Here is the AccountNotApprovedException.groovy

package com.custom.exception

import org.springframework.security.core.AuthenticationException

class AccountNotApprovedException extends AuthenticationException {
	
	  public AccountNotApprovedException(String message, Throwable t) {
		super(message, t)
	  }
	
	  public AccountNotApprovedException(String message) {
		super(message)
	  }
	
	  public AccountNotApprovedException(String message, Object extraInformation) {
		super(message, extraInformation)
	  }
	
	}

Here is the AccountRejectedException.groovy

package com.custom.exception

import org.springframework.security.core.AuthenticationException

class AccountRejectedException extends AuthenticationException {
	
	  public AccountRejectedException(String message, Throwable t) {
		super(message, t)
	  }
	
	  public AccountRejectedException(String message) {
		super(message)
	  }
	
	  public AccountRejectedException(String message, Object extraInformation) {
		super(message, extraInformation)
	  }
	
	}

Simply copy your existing spring-security-core LoginController to groovy controller package (this will override the existing one)

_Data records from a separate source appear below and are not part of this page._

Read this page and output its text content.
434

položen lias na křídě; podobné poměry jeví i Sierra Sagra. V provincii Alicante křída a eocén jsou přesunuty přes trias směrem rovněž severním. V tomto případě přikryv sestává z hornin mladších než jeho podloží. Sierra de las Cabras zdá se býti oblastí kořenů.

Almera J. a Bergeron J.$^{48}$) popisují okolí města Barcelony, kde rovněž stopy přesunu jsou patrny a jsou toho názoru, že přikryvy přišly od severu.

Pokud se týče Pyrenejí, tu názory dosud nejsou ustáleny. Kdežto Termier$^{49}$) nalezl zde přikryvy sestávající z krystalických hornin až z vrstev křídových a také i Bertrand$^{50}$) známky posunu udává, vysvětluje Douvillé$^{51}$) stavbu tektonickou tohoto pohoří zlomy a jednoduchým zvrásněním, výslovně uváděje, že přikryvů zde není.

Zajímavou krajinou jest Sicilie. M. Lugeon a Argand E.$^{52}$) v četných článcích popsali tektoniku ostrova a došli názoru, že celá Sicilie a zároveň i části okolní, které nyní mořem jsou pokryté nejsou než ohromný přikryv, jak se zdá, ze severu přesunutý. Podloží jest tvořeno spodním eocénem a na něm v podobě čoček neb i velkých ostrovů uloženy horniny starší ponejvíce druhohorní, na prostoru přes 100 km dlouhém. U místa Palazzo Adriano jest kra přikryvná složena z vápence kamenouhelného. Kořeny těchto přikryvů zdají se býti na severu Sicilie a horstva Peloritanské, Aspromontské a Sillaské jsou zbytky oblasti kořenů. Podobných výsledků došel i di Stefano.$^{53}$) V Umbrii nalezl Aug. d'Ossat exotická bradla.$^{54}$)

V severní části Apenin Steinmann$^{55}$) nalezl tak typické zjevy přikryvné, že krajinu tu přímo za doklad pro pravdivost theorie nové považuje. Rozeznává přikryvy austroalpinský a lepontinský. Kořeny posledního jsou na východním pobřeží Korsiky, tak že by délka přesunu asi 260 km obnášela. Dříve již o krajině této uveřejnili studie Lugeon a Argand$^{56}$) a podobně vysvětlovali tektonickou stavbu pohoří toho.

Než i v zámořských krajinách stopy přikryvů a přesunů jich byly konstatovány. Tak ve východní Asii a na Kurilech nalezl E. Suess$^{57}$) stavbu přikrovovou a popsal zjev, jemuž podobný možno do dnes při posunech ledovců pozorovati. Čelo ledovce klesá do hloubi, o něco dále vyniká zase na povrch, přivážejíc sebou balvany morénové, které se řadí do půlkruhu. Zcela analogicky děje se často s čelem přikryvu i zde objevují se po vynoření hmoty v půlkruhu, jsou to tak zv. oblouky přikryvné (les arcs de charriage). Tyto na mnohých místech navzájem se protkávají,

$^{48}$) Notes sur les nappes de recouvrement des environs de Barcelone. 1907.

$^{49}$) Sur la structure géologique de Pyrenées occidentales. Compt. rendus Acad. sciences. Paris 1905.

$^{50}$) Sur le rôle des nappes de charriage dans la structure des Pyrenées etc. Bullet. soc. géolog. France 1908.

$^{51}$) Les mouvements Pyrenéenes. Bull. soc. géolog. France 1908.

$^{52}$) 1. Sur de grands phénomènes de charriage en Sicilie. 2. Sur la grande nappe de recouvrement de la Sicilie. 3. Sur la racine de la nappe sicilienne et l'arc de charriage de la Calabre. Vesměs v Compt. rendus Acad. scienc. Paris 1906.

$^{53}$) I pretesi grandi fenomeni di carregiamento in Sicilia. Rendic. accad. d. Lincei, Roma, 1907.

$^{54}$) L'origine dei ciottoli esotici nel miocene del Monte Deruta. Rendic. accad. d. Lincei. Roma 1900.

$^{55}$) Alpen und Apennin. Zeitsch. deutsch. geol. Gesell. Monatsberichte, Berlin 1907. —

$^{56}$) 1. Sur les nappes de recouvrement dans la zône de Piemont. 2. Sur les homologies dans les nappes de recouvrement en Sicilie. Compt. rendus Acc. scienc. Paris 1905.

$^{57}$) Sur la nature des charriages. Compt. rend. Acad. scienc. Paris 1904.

Now update the authfail() of LoginController like follows

def authfail() {

        String msg = ''
        def exception = session[WebAttributes.AUTHENTICATION_EXCEPTION]
        if (exception) {
            if (exception instanceof AccountExpiredException) {
                msg = message(code: 'springSecurity.errors.login.expired')
            }
            else if (exception instanceof CredentialsExpiredException) {
                msg = message(code: 'springSecurity.errors.login.passwordExpired')
            }
            else if (exception instanceof DisabledException) {
                msg = message(code: 'springSecurity.errors.login.disabled')
            }
            else if (exception instanceof LockedException) {
                msg = message(code: 'springSecurity.errors.login.locked')
            }
			else if (exception instanceof AccountNotApprovedException) {
				msg = g.message(code: "springSecurity.errors.login.notapproved")
			}
			else if (exception instanceof AccountRejectedException) {
				msg = g.message(code: "springSecurity.errors.login.rejected")
			}
            else if (exception instanceof SessionAuthenticationException){
                msg = exception.getMessage()
            }
            else {
                msg = message(code: 'springSecurity.errors.login.fail')
            }
        }

Now add the corresponding g:messages (which need to be shown when the exception will throw) to your spring-security-core.properties file

Answer 2

You will need to implement your own custom user details service in order to put that property on the user details (principal)

http://grails-plugins.github.io/grails-spring-security-core/v3/index.html#userDetailsService

Then you will need extend the org.springframework.security.authentication.AccountStatusUserDetailsChecker with your own implementation that checks the property on the user details.

You can register that implementation with a bean in resources.groovy like so:

userDetailsChecker(MyCustomUserDetailsChecker)

Then if you want to display a custom message to the user you will need to override the def authfail() { action of the LoginController to look for the exception you throw.